Dans ce contexte, le “problème démographique” supposé de Bitcoin devient une opportunité. Une nouvelle vague portée par une génération prête à revendiquer la propriété numérique. Elkaleh insiste :
« Le “dilemme générationnel” de Bitcoin résulte du fossé croissant entre sa maturité institutionnelle et sa pertinence culturelle. Les jeunes investisseurs ne désertent pas, mais leur premier accès se fait désormais par des actifs liés à la culture, non par BTC. Si les institutions et ETF ont renforcé la crédibilité de Bitcoin, cela l’a aussi éloigné des communautés natives du web. »
Comment Bitcoin peut-il dépasser sa base vieillissante et séduire créateurs, gamers et entrepreneurs digitaux de la génération Z ? Par l’utilité, la confiance et la culture. Cardone est direct :
« Bitcoin n’a pas besoin de “changer” pour la génération Z : c’est à la génération Z de découvrir Bitcoin. Mais ce qui le rendra plus attractif, c’est l’éducation, l’autonomisation, l’expérience. »

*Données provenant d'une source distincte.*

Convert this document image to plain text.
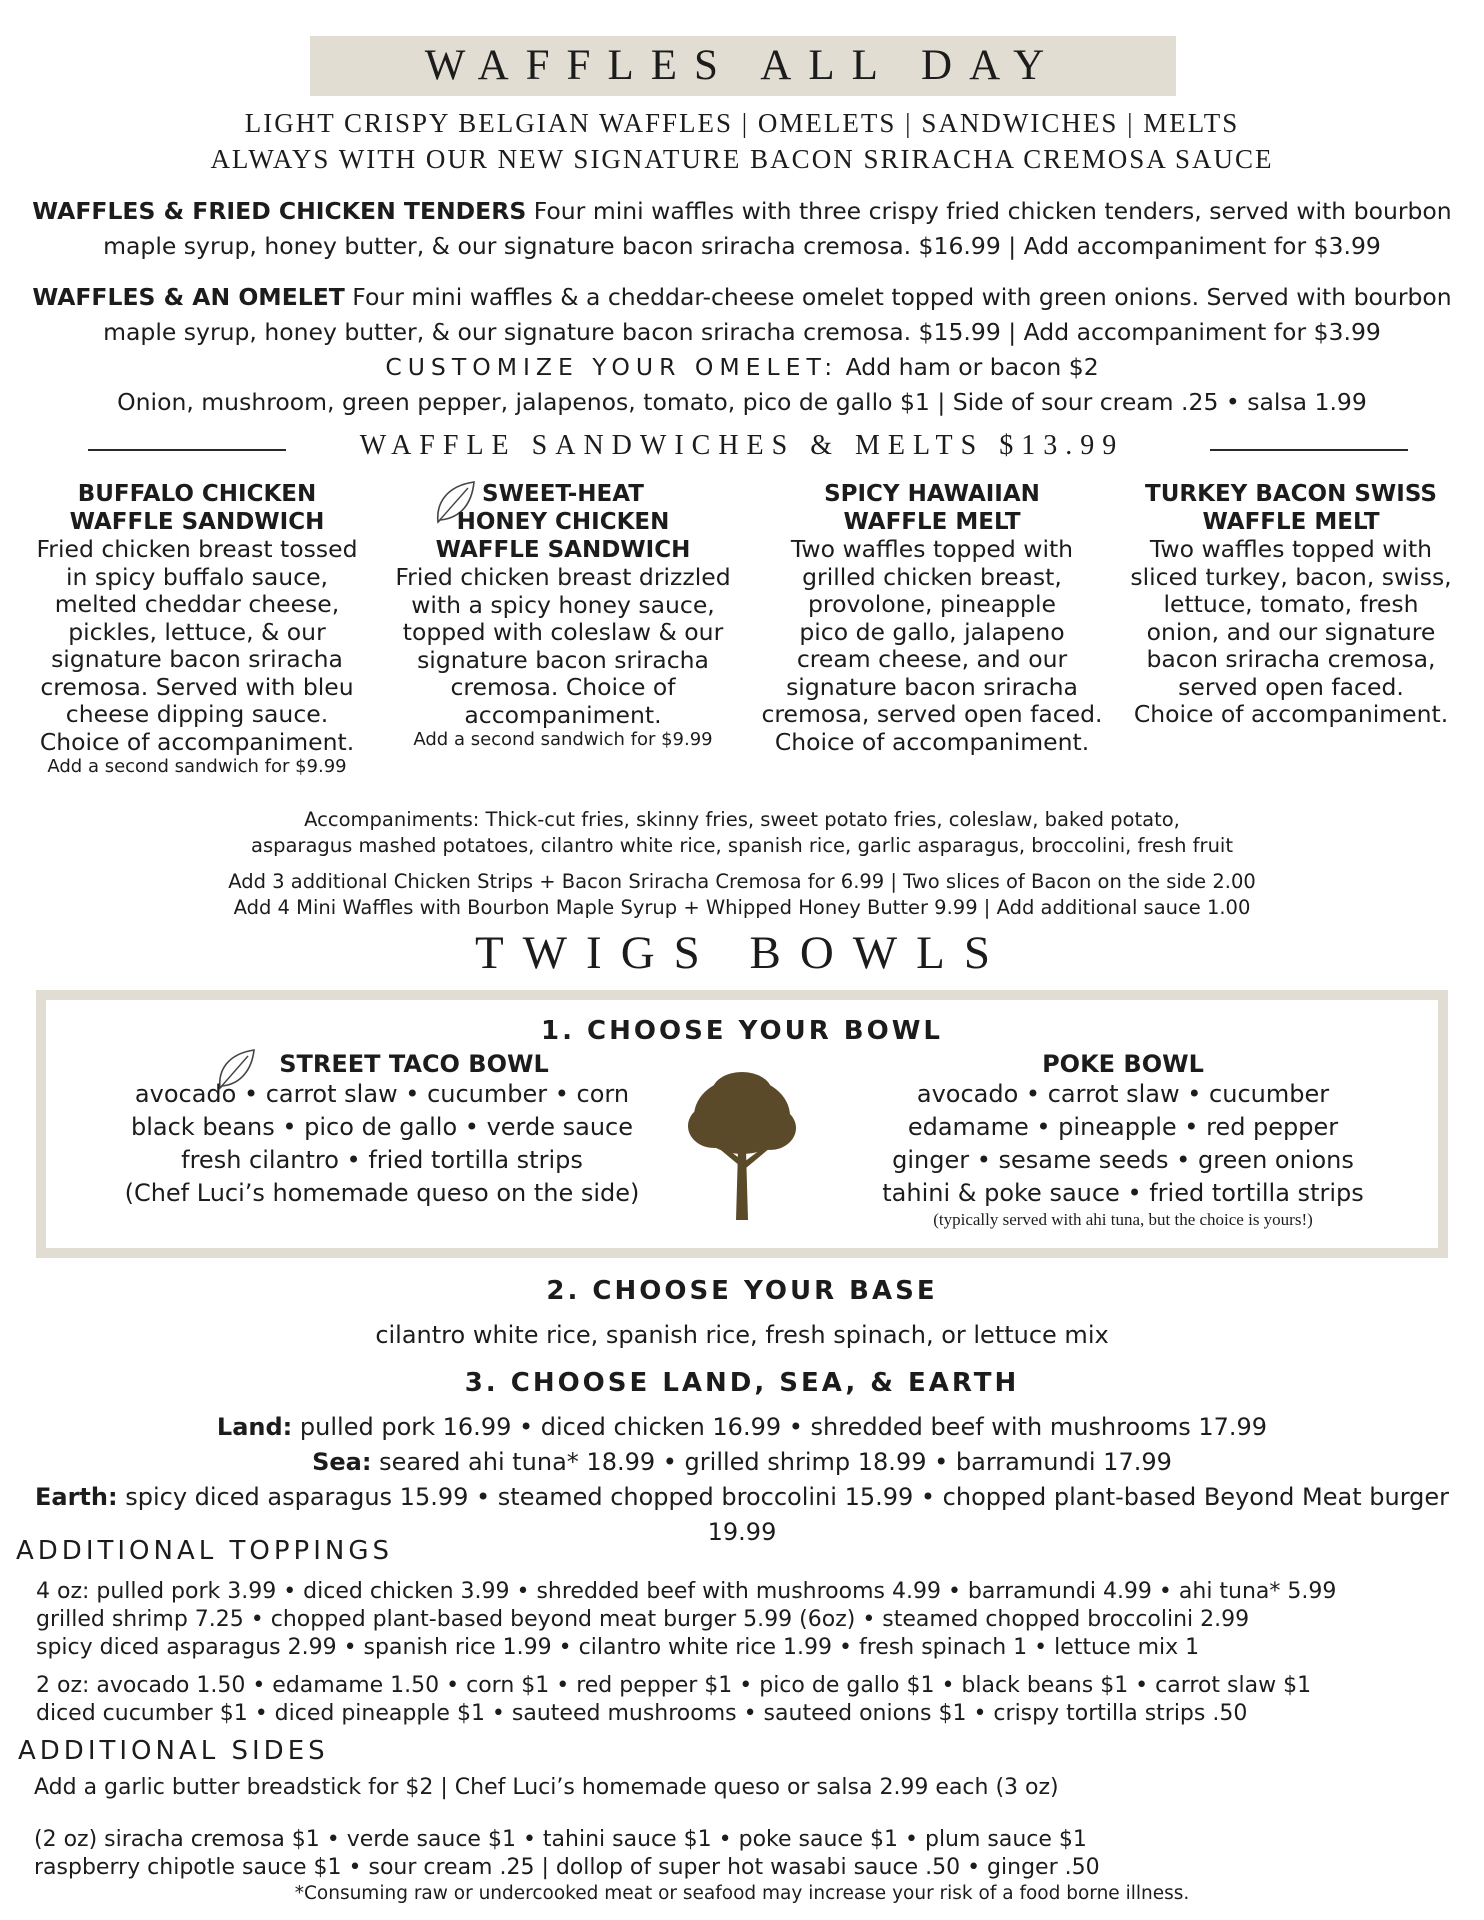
WAFFLES ALL DAY
LIGHT CRISPY BELGIAN WAFFLES | OMELETS | SANDWICHES | MELTS
ALWAYS WITH OUR NEW SIGNATURE BACON SRIRACHA CREMOSA SAUCE
WAFFLES & FRIED CHICKEN TENDERS Four mini waffles with three crispy fried chicken tenders, served with bourbon
maple syrup, honey butter, & our signature bacon sriracha cremosa. $16.99 | Add accompaniment for $3.99
WAFFLES & AN OMELET Four mini waffles & a cheddar-cheese omelet topped with green onions. Served with bourbon
maple syrup, honey butter, & our signature bacon sriracha cremosa. $15.99 | Add accompaniment for $3.99
CUSTOMIZE YOUR OMELET: Add ham or bacon $2
Onion, mushroom, green pepper, jalapenos, tomato, pico de gallo $1 | Side of sour cream .25 • salsa 1.99
WAFFLE SANDWICHES & MELTS $13.99
BUFFALO CHICKEN
WAFFLE SANDWICH
Fried chicken breast tossed
in spicy buffalo sauce,
melted cheddar cheese,
pickles, lettuce, & our
signature bacon sriracha
cremosa. Served with bleu
cheese dipping sauce.
Choice of accompaniment.
Add a second sandwich for $9.99
SWEET-HEAT
HONEY CHICKEN
WAFFLE SANDWICH
Fried chicken breast drizzled
with a spicy honey sauce,
topped with coleslaw & our
signature bacon sriracha
cremosa. Choice of
accompaniment.
Add a second sandwich for $9.99
SPICY HAWAIIAN
WAFFLE MELT
Two waffles topped with
grilled chicken breast,
provolone, pineapple
pico de gallo, jalapeno
cream cheese, and our
signature bacon sriracha
cremosa, served open faced.
Choice of accompaniment.
TURKEY BACON SWISS
WAFFLE MELT
Two waffles topped with
sliced turkey, bacon, swiss,
lettuce, tomato, fresh
onion, and our signature
bacon sriracha cremosa,
served open faced.
Choice of accompaniment.
Accompaniments: Thick-cut fries, skinny fries, sweet potato fries, coleslaw, baked potato,
asparagus mashed potatoes, cilantro white rice, spanish rice, garlic asparagus, broccolini, fresh fruit
Add 3 additional Chicken Strips + Bacon Sriracha Cremosa for 6.99 | Two slices of Bacon on the side 2.00
Add 4 Mini Waffles with Bourbon Maple Syrup + Whipped Honey Butter 9.99 | Add additional sauce 1.00
TWIGS BOWLS
1. CHOOSE YOUR BOWL
STREET TACO BOWL
avocado • carrot slaw • cucumber • corn
black beans • pico de gallo • verde sauce
fresh cilantro • fried tortilla strips
(Chef Luci’s homemade queso on the side)
POKE BOWL
avocado • carrot slaw • cucumber
edamame • pineapple • red pepper
ginger • sesame seeds • green onions
tahini & poke sauce • fried tortilla strips
(typically served with ahi tuna, but the choice is yours!)
2. CHOOSE YOUR BASE
cilantro white rice, spanish rice, fresh spinach, or lettuce mix
3. CHOOSE LAND, SEA, & EARTH
Land: pulled pork 16.99 • diced chicken 16.99 • shredded beef with mushrooms 17.99
Sea: seared ahi tuna* 18.99 • grilled shrimp 18.99 • barramundi 17.99
Earth: spicy diced asparagus 15.99 • steamed chopped broccolini 15.99 • chopped plant-based Beyond Meat burger
19.99
ADDITIONAL TOPPINGS
4 oz: pulled pork 3.99 • diced chicken 3.99 • shredded beef with mushrooms 4.99 • barramundi 4.99 • ahi tuna* 5.99
grilled shrimp 7.25 • chopped plant-based beyond meat burger 5.99 (6oz) • steamed chopped broccolini 2.99
spicy diced asparagus 2.99 • spanish rice 1.99 • cilantro white rice 1.99 • fresh spinach 1 • lettuce mix 1
2 oz: avocado 1.50 • edamame 1.50 • corn $1 • red pepper $1 • pico de gallo $1 • black beans $1 • carrot slaw $1
diced cucumber $1 • diced pineapple $1 • sauteed mushrooms • sauteed onions $1 • crispy tortilla strips .50
ADDITIONAL SIDES
Add a garlic butter breadstick for $2 | Chef Luci’s homemade queso or salsa 2.99 each (3 oz)
(2 oz) siracha cremosa $1 • verde sauce $1 • tahini sauce $1 • poke sauce $1 • plum sauce $1
raspberry chipotle sauce $1 • sour cream .25 | dollop of super hot wasabi sauce .50 • ginger .50
*Consuming raw or undercooked meat or seafood may increase your risk of a food borne illness.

Ristau estime que la priorité doit porter sur l’utilité croissante de Bitcoin et ses nouveaux cas d’utilisation à l’échelle mondiale. Il précise :
« Couverture contre l’inflation, liberté financière, baisse des coûts de transfert : autant d’arguments clés. Les transferts de fonds en cryptomonnaie ont progressé de plus de 400 % ces dernières années. Ce récit doit primer. »

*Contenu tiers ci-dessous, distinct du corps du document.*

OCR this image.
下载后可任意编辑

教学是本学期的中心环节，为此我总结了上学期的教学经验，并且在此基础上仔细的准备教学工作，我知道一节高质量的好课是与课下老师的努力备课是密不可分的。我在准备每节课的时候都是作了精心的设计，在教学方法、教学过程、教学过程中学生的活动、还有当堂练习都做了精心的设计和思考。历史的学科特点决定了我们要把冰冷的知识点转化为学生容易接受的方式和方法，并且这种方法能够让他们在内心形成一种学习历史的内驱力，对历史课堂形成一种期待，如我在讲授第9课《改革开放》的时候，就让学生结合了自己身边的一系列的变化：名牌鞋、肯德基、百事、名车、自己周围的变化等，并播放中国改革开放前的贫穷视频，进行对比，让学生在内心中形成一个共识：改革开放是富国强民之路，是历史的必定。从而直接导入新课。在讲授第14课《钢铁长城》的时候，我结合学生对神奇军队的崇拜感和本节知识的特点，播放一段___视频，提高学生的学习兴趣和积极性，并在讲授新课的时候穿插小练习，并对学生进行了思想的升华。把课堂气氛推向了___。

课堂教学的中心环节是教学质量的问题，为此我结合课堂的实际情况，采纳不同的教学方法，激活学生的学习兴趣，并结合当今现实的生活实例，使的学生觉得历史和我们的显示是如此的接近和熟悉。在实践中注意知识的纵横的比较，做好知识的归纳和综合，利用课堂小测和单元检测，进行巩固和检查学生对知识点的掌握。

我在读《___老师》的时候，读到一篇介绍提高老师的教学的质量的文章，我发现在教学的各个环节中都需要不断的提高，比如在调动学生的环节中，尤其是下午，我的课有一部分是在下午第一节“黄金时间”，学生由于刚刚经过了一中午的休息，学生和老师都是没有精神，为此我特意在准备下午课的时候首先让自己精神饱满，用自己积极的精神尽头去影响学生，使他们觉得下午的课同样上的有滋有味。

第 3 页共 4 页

Elkaleh insiste sur la nécessité de renouveler le message de Bitcoin et de le centrer sur l’utilité :
« Un rafraîchissement du récit est tout aussi crucial. L’image de l’"or numérique" parle aux institutions et investisseurs long terme, mais n’explique pas l’utilité concrète de Bitcoin. Pour les jeunes, la pertinence vient de ce que Bitcoin permet : confidentialité, autonomie, résistance à la censure, transactions à impact. Relier ces principes à des expériences tangibles, telles que les transferts ou les dons communautaires, peut donner du sens à Bitcoin, au-delà du prix. »
Bitcoin a traversé plus de menaces existentielles que toute autre création numérique, défiant les prophéties de déclin des géants de Wall Street aux régulateurs. Mais sa plus grande menace pourrait être la perte de l’étincelle de la jeunesse : rebelles, rêveurs, bâtisseurs qui lui ont donné son âme.
Que Bitcoin devienne une pièce de musée ou une monnaie de rupture dépendra, comme toujours, de ceux qui se passionneront pour faire vivre la flamme.
Au final, la survie de “l’argent libre” dépendra d’un récit qui s’éloigne du simple héritage pour retrouver du sens. Bitcoin n’a jamais été conçu pour être ennuyeux. Pour prospérer dans la prochaine décennie, il doit sembler essentiel, pas seulement précieux.